Now imagine the fraud from false Dx...

There is also a reverse incentive for cost-cutting in treatment of any particular Dx.

Pooling everyone together may be viewed as economically ineffecient, but it bypasses a lot of other ineffeciencies and is the best solution.

Steve writes:
1. It transfers risk from insurance companies to the taxpayers. Require any insurance company that wants to accept the vouchers to charge nearly uniform rates.

Can't this be said for catastrophic reinsurance plan?

2. There should be a pool of some type for those who neglect to utilize their voucher. Something along the lines of a default coverage that is changed as soon as the individual chooses how to spend their voucher.

3. The voucher's size should be limited to the tax base, refundable against employer provided insurance, donatable to charity or other people's health needs, and probably able to be turned into cash somehow in order to provide an incentive for people to find economical coverage.

Are these really drawbacks or fine points. Can't we make a similar claim about the catastrophic reinsurance plan and number 3?

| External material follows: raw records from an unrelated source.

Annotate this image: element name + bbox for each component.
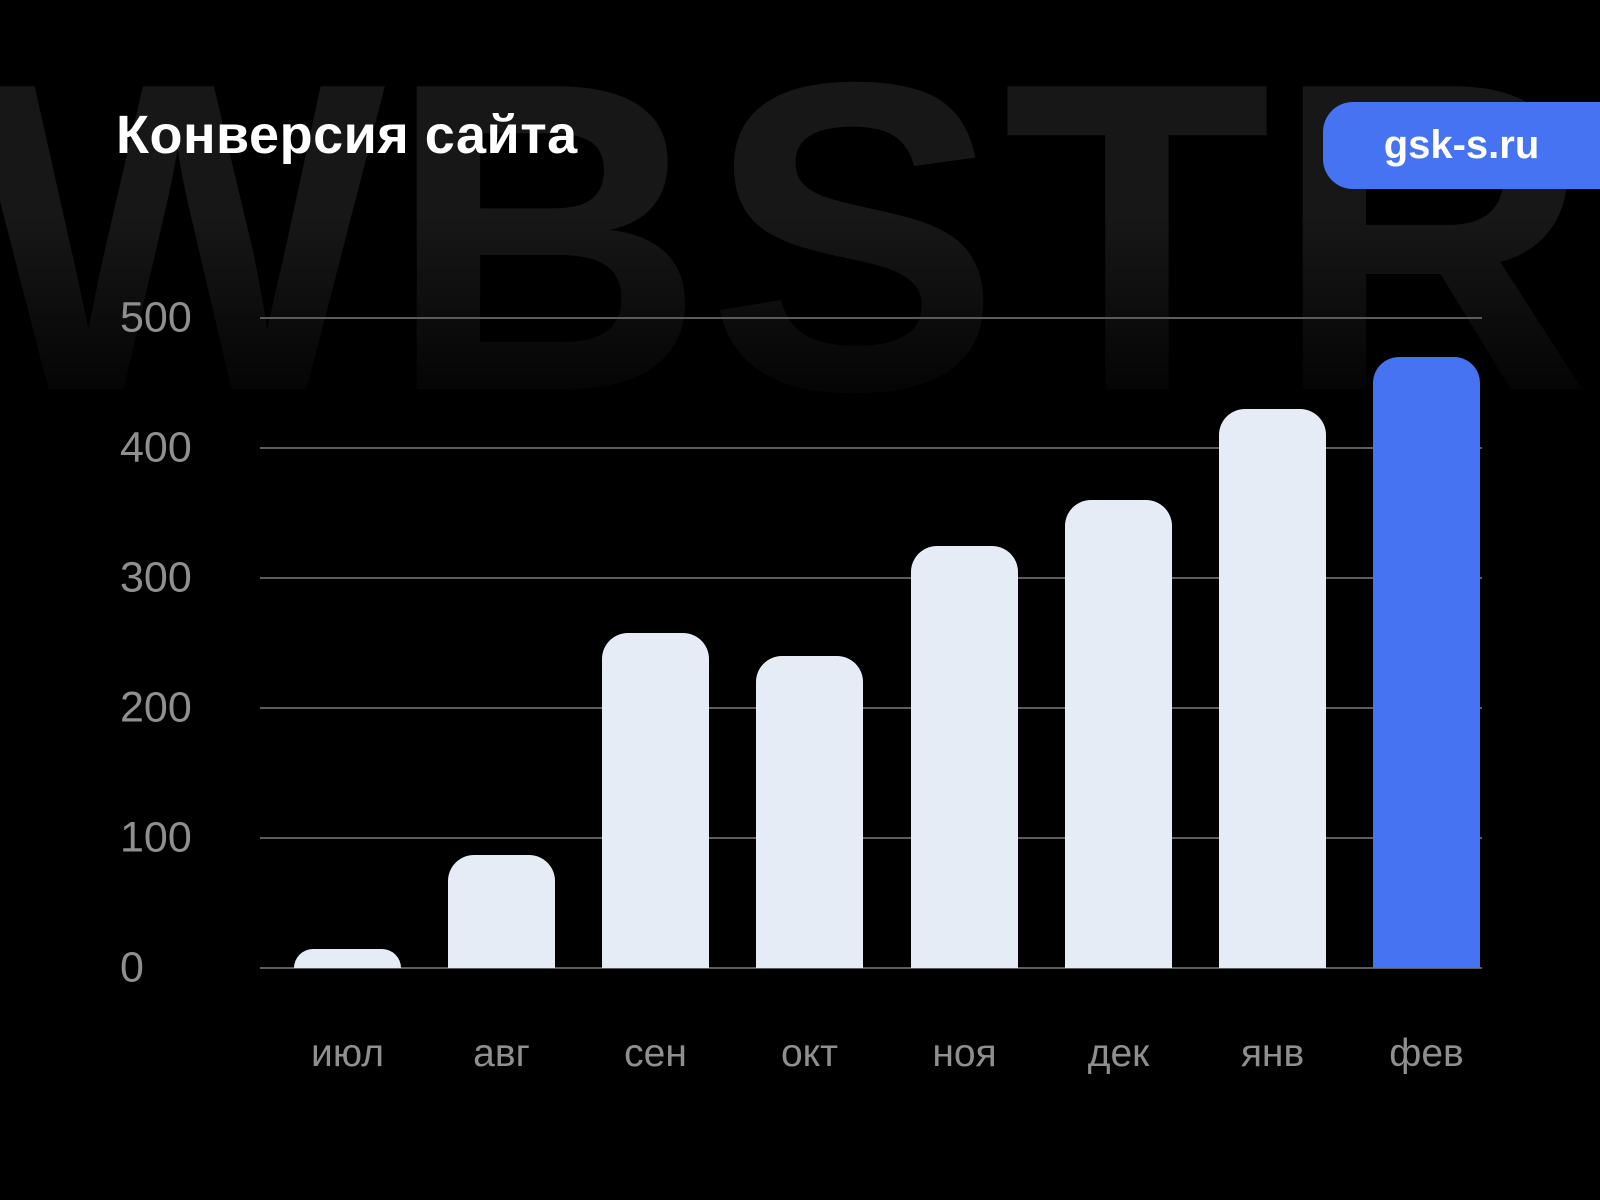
x-axis-label-июл: июл — [311, 1032, 384, 1075]
x-axis-label-дек: дек — [1087, 1032, 1150, 1075]
bar-дек — [1065, 500, 1172, 968]
x-axis-label-ноя: ноя — [932, 1032, 997, 1075]
x-axis-label-сен: сен — [624, 1032, 687, 1075]
gridline-0 — [260, 967, 1482, 969]
gridline-200 — [260, 707, 1482, 709]
x-axis-label-авг: авг — [473, 1032, 530, 1075]
bar-сен — [602, 632, 709, 968]
bar-авг — [448, 854, 555, 968]
site-badge-label: gsk-s.ru — [1383, 123, 1540, 167]
y-axis-label-200: 200 — [120, 683, 192, 732]
bar-фев — [1373, 357, 1480, 968]
gridline-500 — [260, 317, 1482, 319]
gridline-100 — [260, 837, 1482, 839]
x-axis-label-фев: фев — [1389, 1032, 1464, 1075]
x-axis-label-янв: янв — [1240, 1032, 1305, 1075]
bar-окт — [756, 656, 863, 968]
page-title: Конверсия сайта — [116, 105, 578, 165]
x-axis-label-окт: окт — [780, 1032, 839, 1075]
y-axis-label-300: 300 — [120, 553, 192, 602]
y-axis-label-500: 500 — [120, 293, 192, 342]
gridline-300 — [260, 577, 1482, 579]
site-badge[interactable]: gsk-s.ru — [1323, 102, 1600, 189]
gridline-400 — [260, 447, 1482, 449]
y-axis-label-100: 100 — [120, 813, 192, 862]
bar-ноя — [911, 545, 1018, 968]
y-axis-label-0: 0 — [120, 943, 144, 992]
watermark-text: WBSTR — [0, 0, 1594, 483]
bar-июл — [294, 948, 401, 968]
bar-янв — [1219, 409, 1326, 968]
y-axis-label-400: 400 — [120, 423, 192, 472]
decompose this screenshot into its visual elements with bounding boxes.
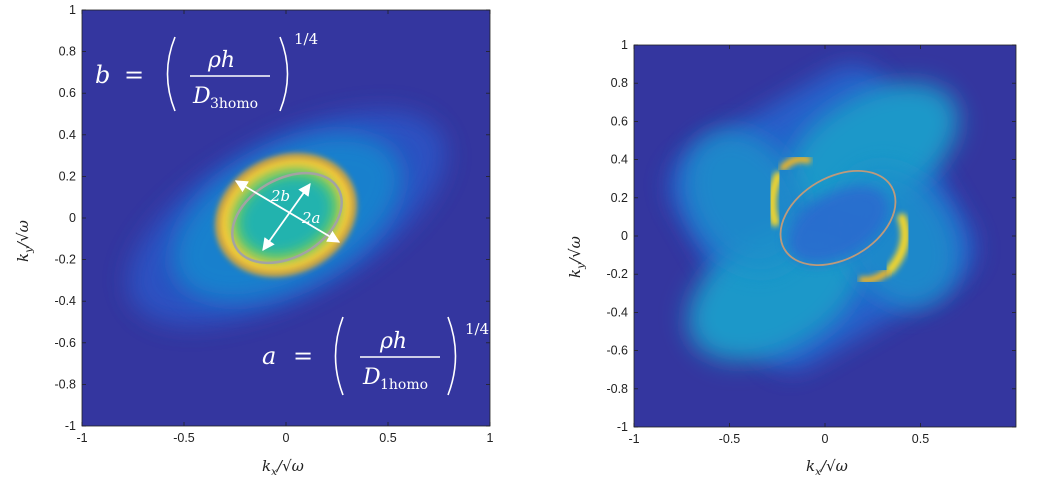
right-ytick-label: 1 [621,38,628,52]
left-xlabel-sqrt: ω [292,457,304,475]
annotation-a-den-sub: 1homo [380,377,428,393]
left-ytick-label: -0.8 [54,377,76,391]
annotation-b-rparen [279,36,289,112]
left-ytick-label: -0.4 [54,294,76,308]
left-ytick-label: -0.6 [54,336,76,350]
right-ytick-label: -0.8 [606,382,628,396]
left-ytick-label: 1 [69,3,76,17]
left-xtick-label: 1 [487,431,494,445]
annotation-a-lhs: a [262,342,276,370]
right-ytick-label: 0.2 [611,191,628,205]
left-ylabel-main: k [14,253,32,262]
left-xtick-label: 0 [283,431,290,445]
annotation-b-den-sub: 3homo [210,96,258,112]
annotation-a-num: ρh [379,329,407,354]
right-xlabel-main: k [806,457,815,475]
right-ylabel-sqrt: ω [566,236,584,248]
right-ytick-label: 0.4 [611,153,628,167]
right-ytick-label: -0.6 [606,344,628,358]
right-ellipse-fit [779,169,897,267]
annotation-a: a = ρh D 1homo 1/4 [262,316,489,396]
left-ylabel-sqrt: ω [14,220,32,232]
annotation-a-den: D [362,365,381,390]
left-ytick-label: 0.4 [59,128,76,142]
annotation-b-den: D [192,84,211,109]
left-xlabel-radical: √ [282,457,292,475]
right-xtick-label: 0.5 [912,432,929,446]
annotation-a-rparen [447,316,457,396]
annotation-b-eq: = [124,61,144,89]
right-heatmap [669,64,975,371]
left-ytick-label: 0 [69,211,76,225]
right-ylabel-sep: / [566,256,584,265]
right-hot-arc-right [885,213,910,275]
arrow-2a [234,180,341,243]
left-xlabel-sep: / [275,457,284,475]
right-ytick-label: -0.4 [606,305,628,319]
left-panel: 2b 2a b = ρh D 3homo 1/4 a = ρh D 1homo … [14,3,494,478]
left-hot-rim [215,153,357,277]
right-hot-arc-topleft [779,155,812,172]
annotation-a-lparen [334,316,344,396]
left-ticks: -1 -0.5 0 0.5 1 1 0.8 0.6 0.4 0.2 0 -0.2 -0.4 -0.6 -0.… [54,3,493,445]
annotation-b-lhs: b [95,61,110,89]
left-xlabel: kx/√ω [262,457,304,478]
right-hot-arc-bottomright [858,268,891,284]
left-ytick-label: 0.6 [59,86,76,100]
right-ylabel-main: k [566,269,584,278]
right-ytick-label: -0.2 [606,267,628,281]
right-xtick-label: -0.5 [719,432,741,446]
right-center-dark [787,185,889,265]
left-xtick-label: 0.5 [379,431,396,445]
left-xlabel-sub: x [271,466,277,478]
right-ylabel-sub: y [575,262,587,270]
right-xlabel-sep: / [819,457,828,475]
annotation-a-exp: 1/4 [465,320,489,338]
right-ylabel-radical: √ [566,248,584,258]
right-xtick-label: -1 [628,432,639,446]
right-ytick-label: 0.8 [611,76,628,90]
right-ylabel: ky/√ω [566,236,587,278]
left-ylabel-sep: / [14,240,32,249]
left-ylabel-radical: √ [14,232,32,242]
right-ticks: -1 -0.5 0 0.5 1 0.8 0.6 0.4 0.2 0 -0.2 -0.4 -0.6 -0.8… [606,38,1016,446]
label-2a: 2a [301,209,321,227]
label-2b: 2b [270,187,290,205]
right-xlabel-radical: √ [826,457,836,475]
right-xlabel-sub: x [815,466,821,478]
right-lobe-left [684,129,806,271]
annotation-a-eq: = [293,342,313,370]
annotation-b: b = ρh D 3homo 1/4 [95,30,318,112]
left-xlabel-main: k [262,457,271,475]
right-ytick-label: 0 [621,229,628,243]
left-xtick-label: -0.5 [173,431,195,445]
left-ytick-label: -0.2 [54,253,76,267]
right-panel: -1 -0.5 0 0.5 1 0.8 0.6 0.4 0.2 0 -0.2 -0.4 -0.6 -0.8… [566,38,1017,478]
annotation-b-exp: 1/4 [294,30,318,48]
annotation-b-lparen [166,36,176,112]
left-ytick-label: -1 [65,419,76,433]
right-xtick-label: 0 [822,432,829,446]
left-ytick-label: 0.2 [59,169,76,183]
right-ytick-label: -1 [617,420,628,434]
right-hot-arc-left [767,171,783,227]
left-ytick-label: 0.8 [59,45,76,59]
annotation-b-num: ρh [207,48,235,73]
right-ytick-label: 0.6 [611,114,628,128]
left-xtick-label: -1 [76,431,87,445]
right-xlabel: kx/√ω [806,457,848,478]
left-ylabel-sub: y [23,246,35,254]
left-ylabel: ky/√ω [14,220,35,262]
right-xlabel-sqrt: ω [836,457,848,475]
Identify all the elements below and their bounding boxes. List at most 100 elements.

Simple idiocy. It does not aid in containment of medical costs at all, actually increases Government liability, endangers the security net by leaving it to aged Seniors to comply with the requirements, and gives equal status to all Seniors--quadrupling the bill. There need be limitation of liability in Government funding, not vast riches for the health care industry.

I'm curious as to why there wouldn't be a cost containment problem with the catastrophic reinsurance program? What is to stop the politicians from periodically lowering the limit on coverage in exchange for votes?

John Doe writes:

The government needs to decide when to allow people to die. No matter how we try to pay for it, we just can't pay huge amounts extending the lives of elderly people by a few weeks.